Number of arrangements with no consecutive letter the same

Question

This question is related to my question here. I am trying to get the following count programmatically to verify whether my mathematics is right.

How many arrangements of the letters in the word PQRDDDEEEEFFFFF have no consecutive letter the same?

How to determine this count using a php program?

My approach

1. generated all possible permutations using heap's algorithm and stored in an array (used heap's algorithm as it is found faster)
2. removed all duplicates using array_unique function
3. Iterated through the array, identified the strings where adjacent letters are same using regexp /(.)\1/ and copied the strings where no adjacent letters are same to a new array.
4. The new array has the list of elements which is required.

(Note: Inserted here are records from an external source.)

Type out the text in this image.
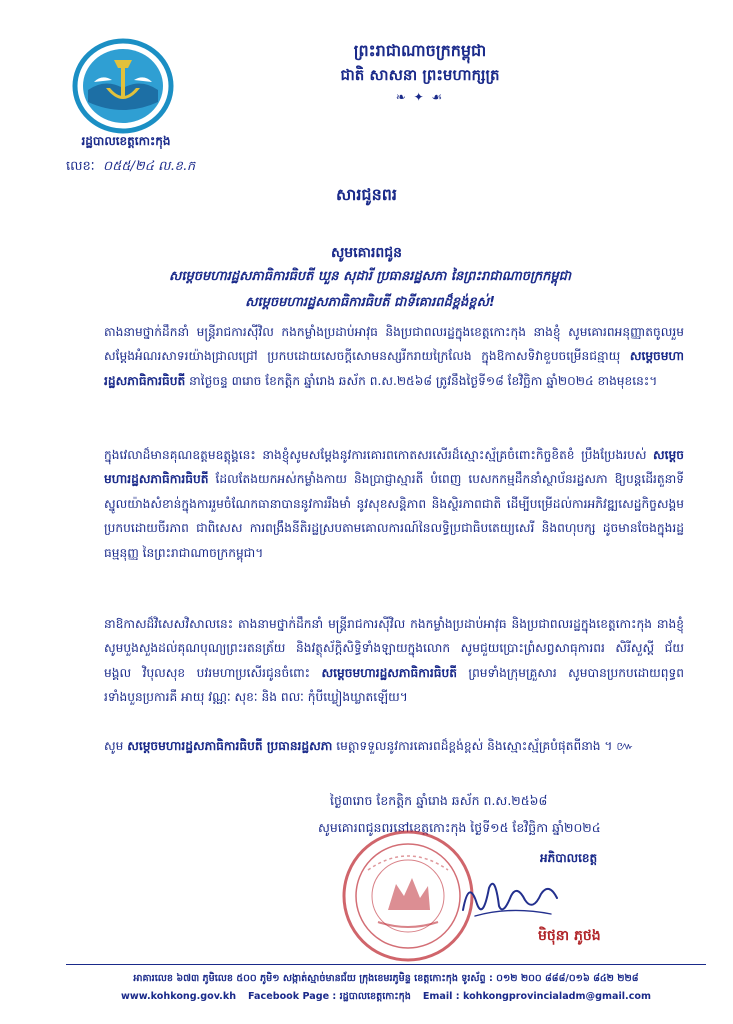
រដ្ឋបាលខេត្តកោះកុង
លេខៈ ០៥៥/២៤ ល.ខ.ក
ព្រះរាជាណាចក្រកម្ពុជា
ជាតិ សាសនា ព្រះមហាក្សត្រ
❧ ✦ ☙
សារជូនពរ
សូមគោរពជូន
សម្ដេចមហារដ្ឋសភាធិការធិបតី ឃួន សុដារី ប្រធានរដ្ឋសភា នៃព្រះរាជាណាចក្រកម្ពុជា
សម្ដេចមហារដ្ឋសភាធិការធិបតី ជាទីគោរពដ៏ខ្ពង់ខ្ពស់!
តាងនាមថ្នាក់ដឹកនាំ មន្ត្រីរាជការស៊ីវិល កងកម្លាំងប្រដាប់អាវុធ និងប្រជាពលរដ្ឋក្នុងខេត្តកោះកុង នាងខ្ញុំ សូមគោរពអនុញ្ញាតចូលរួមសម្ដែងអំណរសាទរយ៉ាងជ្រាលជ្រៅ ប្រកបដោយសេចក្ដីសោមនស្សរីករាយក្រៃលែង ក្នុងឱកាសទិវាខួបចម្រើនជន្មាយុ សម្ដេចមហារដ្ឋសភាធិការធិបតី នាថ្ងៃចន្ទ ៣រោច ខែកត្ដិក ឆ្នាំរោង ឆស័ក ព.ស.២៥៦៨ ត្រូវនឹងថ្ងៃទី១៨ ខែវិច្ឆិកា ឆ្នាំ២០២៤ ខាងមុខនេះ។
ក្នុងវេលាដ៏មានគុណឧត្ដមឧត្ដុង្គនេះ នាងខ្ញុំសូមសម្ដែងនូវការគោរពកោតសរសើរដ៏ស្មោះស្ម័គ្រចំពោះកិច្ចខិតខំ ប្រឹងប្រែងរបស់ សម្ដេចមហារដ្ឋសភាធិការធិបតី ដែលតែងយកអស់កម្លាំងកាយ និងប្រាជ្ញាស្មារតី បំពេញ បេសកកម្មដឹកនាំស្ថាប័នរដ្ឋសភា ឱ្យបន្តដើរតួនាទីស្នូលយ៉ាងសំខាន់ក្នុងការរួមចំណែកធានាបាននូវការរឹងមាំ នូវសុខសន្តិភាព និងស្ថិរភាពជាតិ ដើម្បីបម្រើដល់ការអភិវឌ្ឍសេដ្ឋកិច្ចសង្គមប្រកបដោយចីរភាព ជាពិសេស ការពង្រឹងនីតិរដ្ឋស្របតាមគោលការណ៍នៃលទ្ធិប្រជាធិបតេយ្យសេរី និងពហុបក្ស ដូចមានចែងក្នុងរដ្ឋធម្មនុញ្ញ នៃព្រះរាជាណាចក្រកម្ពុជា។
នាឱកាសដ៏វិសេសវិសាលនេះ តាងនាមថ្នាក់ដឹកនាំ មន្ត្រីរាជការស៊ីវិល កងកម្លាំងប្រដាប់អាវុធ និងប្រជាពលរដ្ឋក្នុងខេត្តកោះកុង នាងខ្ញុំសូមបួងសួងដល់គុណបុណ្យព្រះរតនត្រ័យ និងវត្ថុស័ក្ដិសិទ្ធិទាំងឡាយក្នុងលោក សូមជួយប្រោះព្រំសព្វសាធុការពរ សិរីសួស្ដី ជ័យមង្គល វិបុលសុខ បវរមហាប្រសើរជូនចំពោះ សម្ដេចមហារដ្ឋសភាធិការធិបតី ព្រមទាំងក្រុមគ្រួសារ សូមបានប្រកបដោយពុទ្ធពរទាំងបួនប្រការគឺ អាយុ វណ្ណៈ សុខៈ និង ពលៈ កុំបីឃ្លៀងឃ្លាតឡើយ។
សូម សម្ដេចមហារដ្ឋសភាធិការធិបតី ប្រធានរដ្ឋសភា មេត្តាទទួលនូវការគោរពដ៏ខ្ពង់ខ្ពស់ និងស្មោះស្ម័គ្របំផុតពីនាង ។ ៚
ថ្ងៃ៣រោច ខែកត្ដិក ឆ្នាំរោង ឆស័ក ព.ស.២៥៦៨
សូមគោរពជូនពរនៅខេត្តកោះកុង ថ្ងៃទី១៥ ខែវិច្ឆិកា ឆ្នាំ២០២៤
អភិបាលខេត្ត
មិថុនា ភូថង
អាគារលេខ ៦៧៣ ភូមិលេខ ៥០០ ភូមិ១ សង្កាត់ស្មាច់មានជ័យ ក្រុងខេមរភូមិន្ទ ខេត្តកោះកុង ទូរស័ព្ទ : ០១២ ២០០ ៨៨៨/០១៦ ៨៤២ ២២៨
www.kohkong.gov.kh Facebook Page : រដ្ឋបាលខេត្តកោះកុង Email : kohkongprovincialadm@gmail.com
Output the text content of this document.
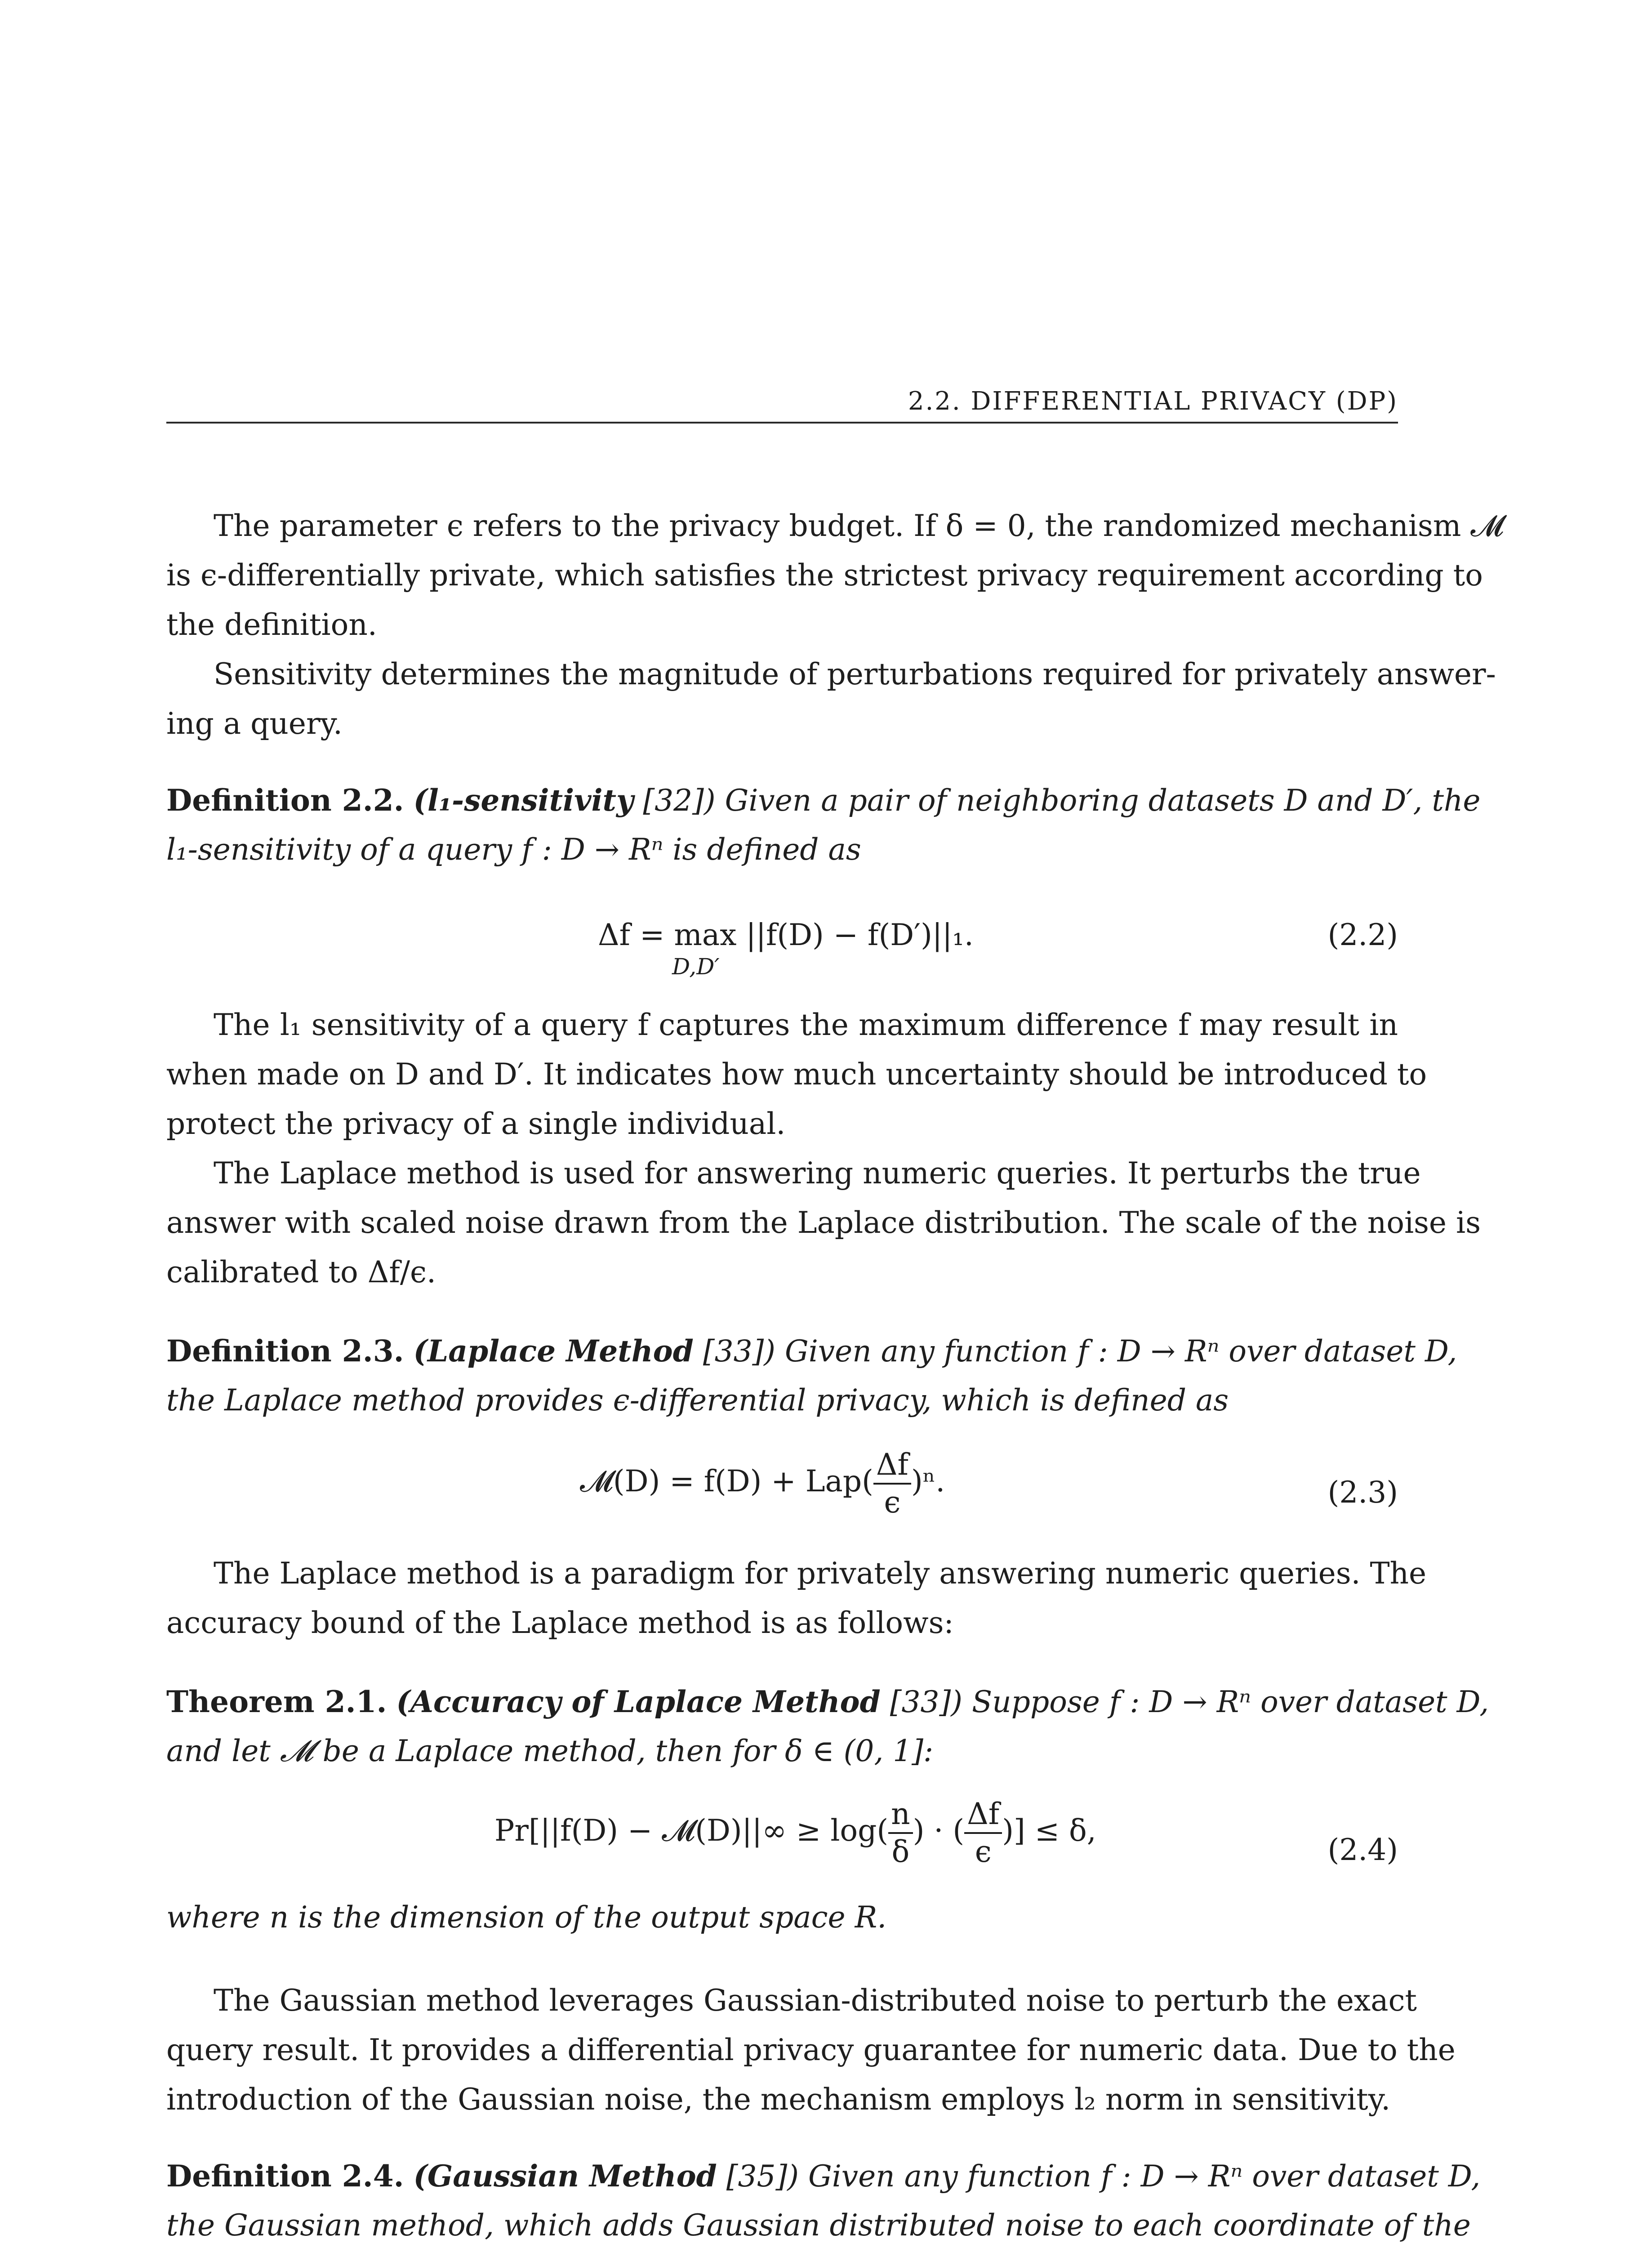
2.2. DIFFERENTIAL PRIVACY (DP)
The parameter ϵ refers to the privacy budget. If δ = 0, the randomized mechanism 𝓜
is ϵ-differentially private, which satisfies the strictest privacy requirement according to
the definition.
Sensitivity determines the magnitude of perturbations required for privately answer-
ing a query.
Definition 2.2. (l₁-sensitivity [32]) Given a pair of neighboring datasets D and D′, the
l₁-sensitivity of a query f : D → Rⁿ is defined as
Δf = max ||f(D) − f(D′)||₁.
D,D′
(2.2)
The l₁ sensitivity of a query f captures the maximum difference f may result in
when made on D and D′. It indicates how much uncertainty should be introduced to
protect the privacy of a single individual.
The Laplace method is used for answering numeric queries. It perturbs the true
answer with scaled noise drawn from the Laplace distribution. The scale of the noise is
calibrated to Δf/ϵ.
Definition 2.3. (Laplace Method [33]) Given any function f : D → Rⁿ over dataset D,
the Laplace method provides ϵ-differential privacy, which is defined as
𝓜(D) = $f(D) + Lap( \frac{\Delta f}{\epsilon} )^n$.	(2.3)
The Laplace method is a paradigm for privately answering numeric queries. The
accuracy bound of the Laplace method is as follows:
Theorem 2.1. (Accuracy of Laplace Method [33]) Suppose f : D → Rⁿ over dataset D,
and let 𝓜 be a Laplace method, then for δ ∈ (0, 1]:
Pr[||f(D) − 𝓜(D)||∞ ≥ $\log( \frac{n}{\delta}$ ) · ( $\frac{\Delta f}{\epsilon}$ )] ≤ δ,
(2.4)
where n is the dimension of the output space R.
The Gaussian method leverages Gaussian-distributed noise to perturb the exact
query result. It provides a differential privacy guarantee for numeric data. Due to the
introduction of the Gaussian noise, the mechanism employs l₂ norm in sensitivity.
Definition 2.4. (Gaussian Method [35]) Given any function f : D → Rⁿ over dataset D,
the Gaussian method, which adds Gaussian distributed noise to each coordinate of the
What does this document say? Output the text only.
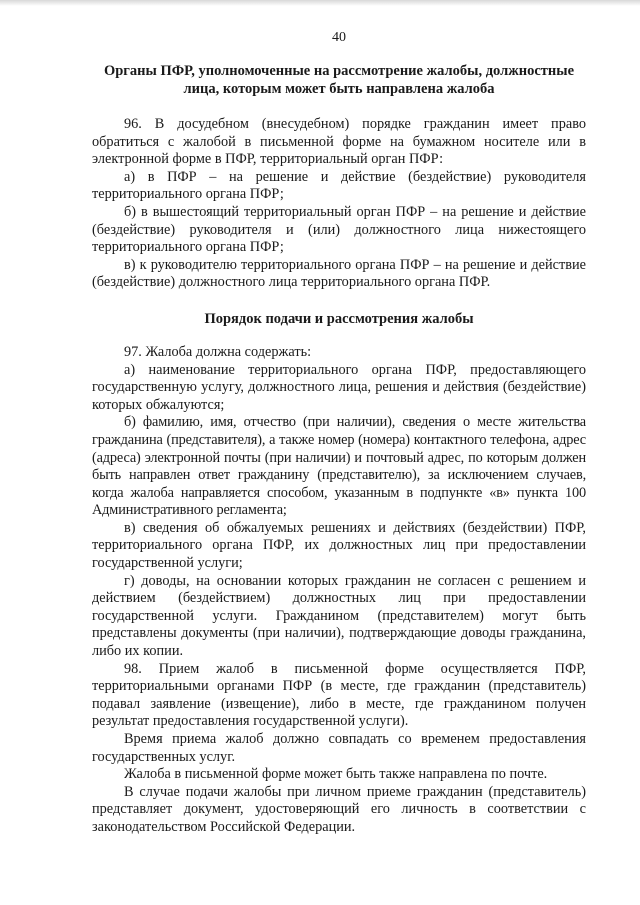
40
Органы ПФР, уполномоченные на рассмотрение жалобы, должностные лица, которым может быть направлена жалоба

96. В досудебном (внесудебном) порядке гражданин имеет право обратиться с жалобой в письменной форме на бумажном носителе или в электронной форме в ПФР, территориальный орган ПФР:

а) в ПФР – на решение и действие (бездействие) руководителя территориального органа ПФР;

б) в вышестоящий территориальный орган ПФР – на решение и действие (бездействие) руководителя и (или) должностного лица нижестоящего территориального органа ПФР;

в) к руководителю территориального органа ПФР – на решение и действие (бездействие) должностного лица территориального органа ПФР.

Порядок подачи и рассмотрения жалобы

97. Жалоба должна содержать:

а) наименование территориального органа ПФР, предоставляющего государственную услугу, должностного лица, решения и действия (бездействие) которых обжалуются;

б) фамилию, имя, отчество (при наличии), сведения о месте жительства гражданина (представителя), а также номер (номера) контактного телефона, адрес (адреса) электронной почты (при наличии) и почтовый адрес, по которым должен быть направлен ответ гражданину (представителю), за исключением случаев, когда жалоба направляется способом, указанным в подпункте «в» пункта 100 Административного регламента;

в) сведения об обжалуемых решениях и действиях (бездействии) ПФР, территориального органа ПФР, их должностных лиц при предоставлении государственной услуги;

г) доводы, на основании которых гражданин не согласен с решением и действием (бездействием) должностных лиц при предоставлении государственной услуги. Гражданином (представителем) могут быть представлены документы (при наличии), подтверждающие доводы гражданина, либо их копии.

98. Прием жалоб в письменной форме осуществляется ПФР, территориальными органами ПФР (в месте, где гражданин (представитель) подавал заявление (извещение), либо в месте, где гражданином получен результат предоставления государственной услуги).

Время приема жалоб должно совпадать со временем предоставления государственных услуг.

Жалоба в письменной форме может быть также направлена по почте.

В случае подачи жалобы при личном приеме гражданин (представитель) представляет документ, удостоверяющий его личность в соответствии с законодательством Российской Федерации.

My approach is working fine. But, for large strings (strings above 10 characters), memory issues are coming due to the large number of permutations and so the program does not work.

Is there any alternative approach to determine this programmatically?

Note:

I am looking for the count only and not the list of strings

Answer 1

Here's some Python that's much more efficient than your method, though still exponential (sorry, don't know PHP):

from collections import Counter


def instancekey(letters):
    return tuple(sorted(Counter(letters).values()))


memo = {}


def permcount(letters):
    if not letters:
        return 1
    key = instancekey(letters)
    count = memo.get(key)
    if count is None:
        count = 0
        for letter, lettercount in Counter(letters).items():
            rest = letters
            for i in range(lettercount):
                j = rest.find(letter)
                rest = rest[:j] + rest[j + 1:]
                if i % 2 == 0:
                    count += permcount(rest)
                else:
                    count -= permcount(rest)
        memo[key] = count
    return count

There are two ideas here. The first is to perform the count recursively via inclusion-exclusion. For each letter in the input, we accumulate the number of possibilities that begin with that letter. Naively, it's enough to count the possibilities for the remaining letters, but this doesn't enforce the constraint that the first two letters are equal. Thus we apply a correction -- subtract the number of possibilities where two letters are deleted. This correction itself requires a correction, whereupon we arrive at the inclusion-exclusion formula.

The second idea is to use memoization to cut down significantly on the number of function evaluations. Given a word like PQRDDDEEEEFFFFF, we count

P: 1
Q: 1
R: 1
D: 3
E: 4
F: 5

and then drop the letters (because they don't matter) and sort the values:

1,1,1,3,4,5.